O ser humano é um espírito encarnado que se manifesta na Terra basicamente com dois envoltórios: o corpo físico, que é material grosseiro e pesado, e o perispírito, um corpo sutil e semi-material que une o espírito à matéria do corpo.
O perispírito é também um campo morfogenético sensível aos nossos pensamentos. Estrutura de conteúdo informacional, que subsiste além do sepulcro e altera-se de acordo com o padrão do seu campo interno. Impele suas energias pelo corpo físico, preenchendo-o, confundindo-se e ligando-se a ele, átomo a átomo, molécula a molécula.
A morte representa a destruição do corpo físico e não do perispírito, que só o deixa quando já não existe vida orgânica. O conhecimento dessas propriedades nos levam a compreender e aceitar uma possível repercussão perispiritual da doação de órgãos. Segundo relatos psicográficos de alguns doadores, as sensações são confirmadas, porém amenizadas e transforma-das em bênçãos para o doador.
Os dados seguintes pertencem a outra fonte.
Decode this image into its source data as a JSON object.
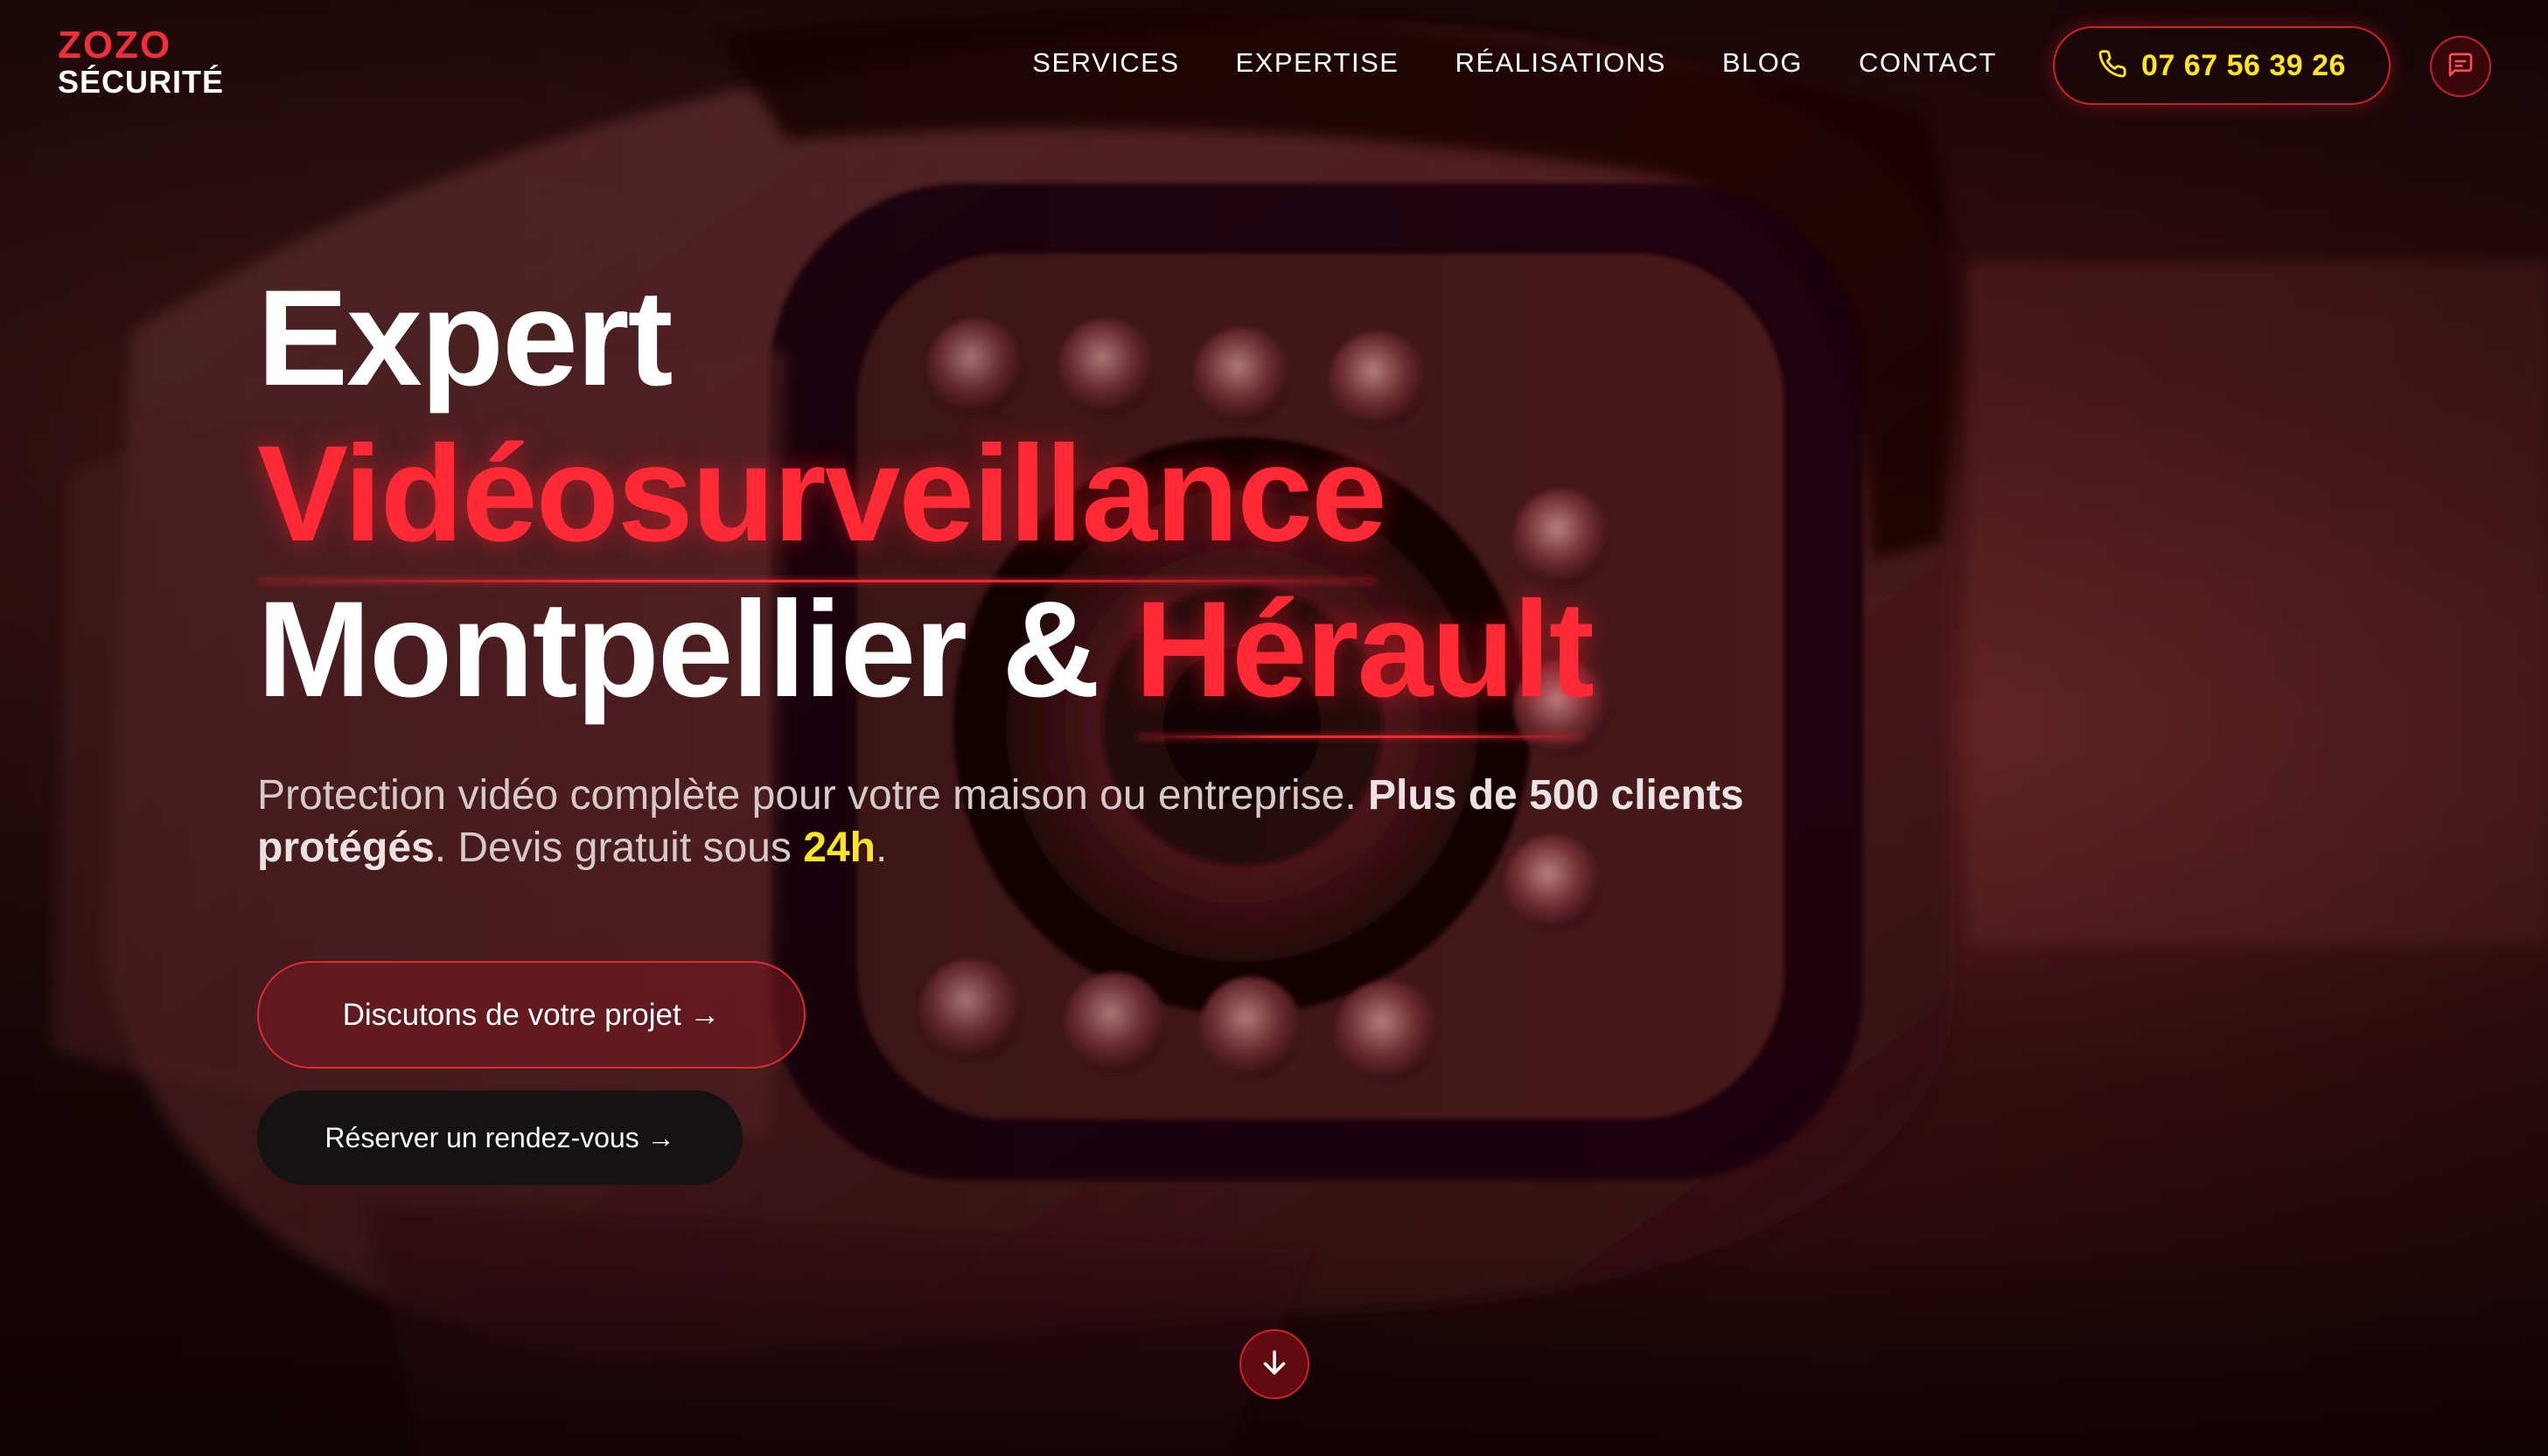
{
  "brand": {
    "name_top": "ZOZO",
    "name_bottom": "SÉCURITÉ"
  },
  "nav": {
    "items": [
      {
        "label": "SERVICES"
      },
      {
        "label": "EXPERTISE"
      },
      {
        "label": "RÉALISATIONS"
      },
      {
        "label": "BLOG"
      },
      {
        "label": "CONTACT"
      }
    ],
    "phone": {
      "icon": "phone-icon",
      "number": "07 67 56 39 26"
    },
    "chat": {
      "icon": "chat-icon"
    }
  },
  "hero": {
    "title_line1": "Expert",
    "title_line2": "Vidéosurveillance",
    "title_line3_a": "Montpellier & ",
    "title_line3_b": "Hérault",
    "subtitle": {
      "part1": "Protection vidéo complète pour votre maison ou entreprise. ",
      "bold": "Plus de 500 clients protégés",
      "part2": ". Devis gratuit sous ",
      "highlight": "24h",
      "part3": "."
    },
    "cta_primary": "Discutons de votre projet →",
    "cta_secondary": "Réserver un rendez-vous →",
    "scroll_icon": "arrow-down-icon"
  },
  "colors": {
    "accent_red": "#ff2a36",
    "accent_yellow": "#ffe521",
    "background": "#120406"
  }
}
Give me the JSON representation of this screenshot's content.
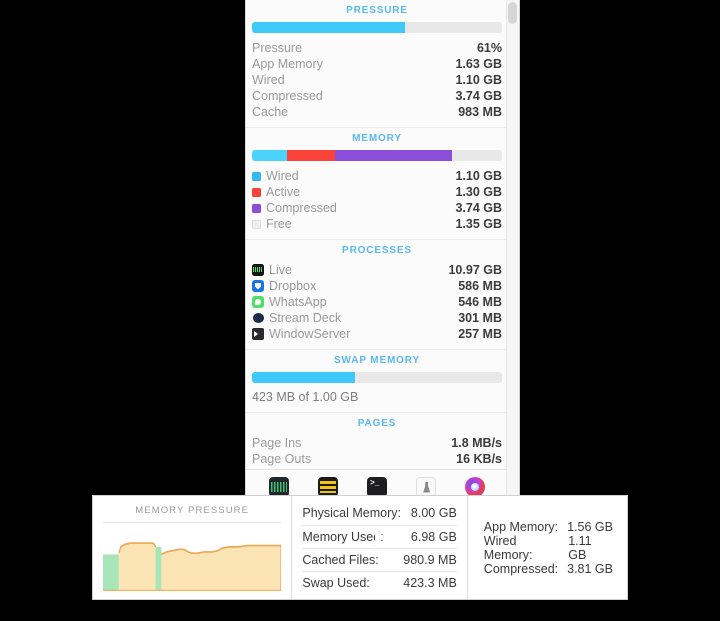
{
  "panel": {
    "sections": [
      {
        "title": "PRESSURE",
        "bar": {
          "type": "single",
          "percent": 61,
          "color": "#3fc9fa",
          "track": "#e8e8e8"
        },
        "rows": [
          {
            "label": "Pressure",
            "value": "61%"
          },
          {
            "label": "App Memory",
            "value": "1.63 GB"
          },
          {
            "label": "Wired",
            "value": "1.10 GB"
          },
          {
            "label": "Compressed",
            "value": "3.74 GB"
          },
          {
            "label": "Cache",
            "value": "983 MB"
          }
        ]
      },
      {
        "title": "MEMORY",
        "bar": {
          "type": "stacked",
          "segments": [
            {
              "name": "Wired",
              "percent": 14,
              "color": "#4ad4fb"
            },
            {
              "name": "Active",
              "percent": 19,
              "color": "#fb4238"
            },
            {
              "name": "Compressed",
              "percent": 47,
              "color": "#8b4fdc"
            },
            {
              "name": "Free",
              "percent": 20,
              "color": "#e8e8e8"
            }
          ]
        },
        "rows": [
          {
            "label": "Wired",
            "value": "1.10 GB",
            "swatch": "#34b7f5"
          },
          {
            "label": "Active",
            "value": "1.30 GB",
            "swatch": "#fb4238"
          },
          {
            "label": "Compressed",
            "value": "3.74 GB",
            "swatch": "#8b4fdc"
          },
          {
            "label": "Free",
            "value": "1.35 GB",
            "swatch": "#eeeeee"
          }
        ]
      },
      {
        "title": "PROCESSES",
        "rows": [
          {
            "label": "Live",
            "value": "10.97 GB",
            "icon": "live-app-icon"
          },
          {
            "label": "Dropbox",
            "value": "586 MB",
            "icon": "dropbox-app-icon"
          },
          {
            "label": "WhatsApp",
            "value": "546 MB",
            "icon": "whatsapp-app-icon"
          },
          {
            "label": "Stream Deck",
            "value": "301 MB",
            "icon": "stream-deck-app-icon"
          },
          {
            "label": "WindowServer",
            "value": "257 MB",
            "icon": "windowserver-app-icon"
          }
        ]
      },
      {
        "title": "SWAP MEMORY",
        "bar": {
          "type": "single",
          "percent": 41,
          "color": "#3fc9fa",
          "track": "#e8e8e8"
        },
        "caption": "423 MB of 1.00 GB"
      },
      {
        "title": "PAGES",
        "rows": [
          {
            "label": "Page Ins",
            "value": "1.8 MB/s"
          },
          {
            "label": "Page Outs",
            "value": "16 KB/s"
          }
        ]
      }
    ],
    "toolbar": [
      {
        "name": "activity-monitor-icon",
        "label": "Activity Monitor"
      },
      {
        "name": "stats-display-icon",
        "label": "Stats"
      },
      {
        "name": "terminal-icon",
        "label": "Terminal"
      },
      {
        "name": "lab-flask-icon",
        "label": "Lab"
      },
      {
        "name": "colorful-app-icon",
        "label": "App"
      }
    ],
    "scrollbar": {
      "name": "panel-scrollbar"
    }
  },
  "bottom_panel": {
    "chart_title": "MEMORY PRESSURE",
    "stats": [
      {
        "label": "Physical Memory:",
        "value": "8.00 GB"
      },
      {
        "label": "Memory Used:",
        "value": "6.98 GB"
      },
      {
        "label": "Cached Files:",
        "value": "980.9 MB"
      },
      {
        "label": "Swap Used:",
        "value": "423.3 MB"
      }
    ],
    "extra": [
      {
        "label": "App Memory:",
        "value": "1.56 GB"
      },
      {
        "label": "Wired Memory:",
        "value": "1.11 GB"
      },
      {
        "label": "Compressed:",
        "value": "3.81 GB"
      }
    ]
  },
  "chart_data": {
    "type": "area",
    "title": "MEMORY PRESSURE",
    "xlabel": "",
    "ylabel": "",
    "ylim": [
      0,
      100
    ],
    "grid": false,
    "legend": "none",
    "series": [
      {
        "name": "Memory Pressure",
        "fill_color": "#fbe5b4",
        "line_color": "#f0a552",
        "values": [
          38,
          39,
          39,
          62,
          74,
          76,
          76,
          76,
          76,
          76,
          76,
          76,
          76,
          76,
          76,
          75,
          74,
          46,
          45,
          66,
          67,
          68,
          68,
          69,
          70,
          70,
          71,
          69,
          65,
          65,
          65,
          66,
          67,
          67,
          67,
          68,
          68,
          67,
          66,
          66,
          66,
          67,
          68,
          70,
          71,
          71,
          72,
          72,
          72,
          72,
          72,
          73,
          73,
          73,
          73,
          73,
          73,
          73,
          73,
          73
        ]
      }
    ],
    "green_bands": [
      {
        "start_pct": 0,
        "end_pct": 9,
        "color": "#a8e6b8",
        "value": 52
      },
      {
        "start_pct": 29.5,
        "end_pct": 33,
        "color": "#a8e6b8",
        "value": 66
      }
    ],
    "notes": "Green regions indicate normal pressure; orange/tan region indicates elevated memory pressure."
  }
}
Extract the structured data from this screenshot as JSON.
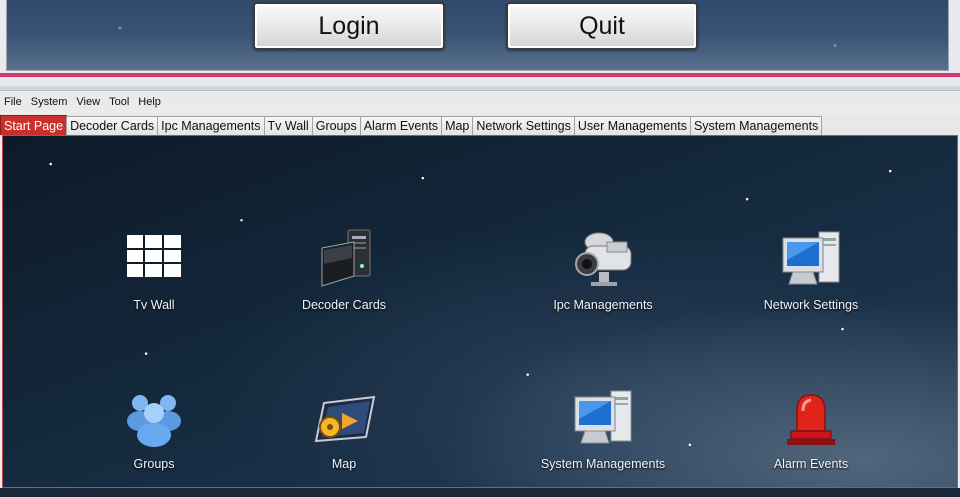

Sabe-se pela doutrina dos espíritos que, no instante da morte, o desligamento do perispírito ocorre gradualmente. Para alguns é muito rápido e o momento da morte é aquele do desligamento. Para outros, sobretudo aqueles cuja vida foi toda material e sensual, o processo é mais lento, levando alguns dias, semanas e até meses. Essa ocorrência não implica existir no corpo a menor vitalidade e possibilidade de retorno à vida. Quanto maior a identificação do espírito com a matéria, maior o sofrimento para a separação. A atividade moral e intelectual e a elevação dos pensamentos acionam o início da libertação, mesmo durante a vida do corpo. Esses são os resultados de observações realizados no momento da morte (O Livro dos Espíritos, questão 155).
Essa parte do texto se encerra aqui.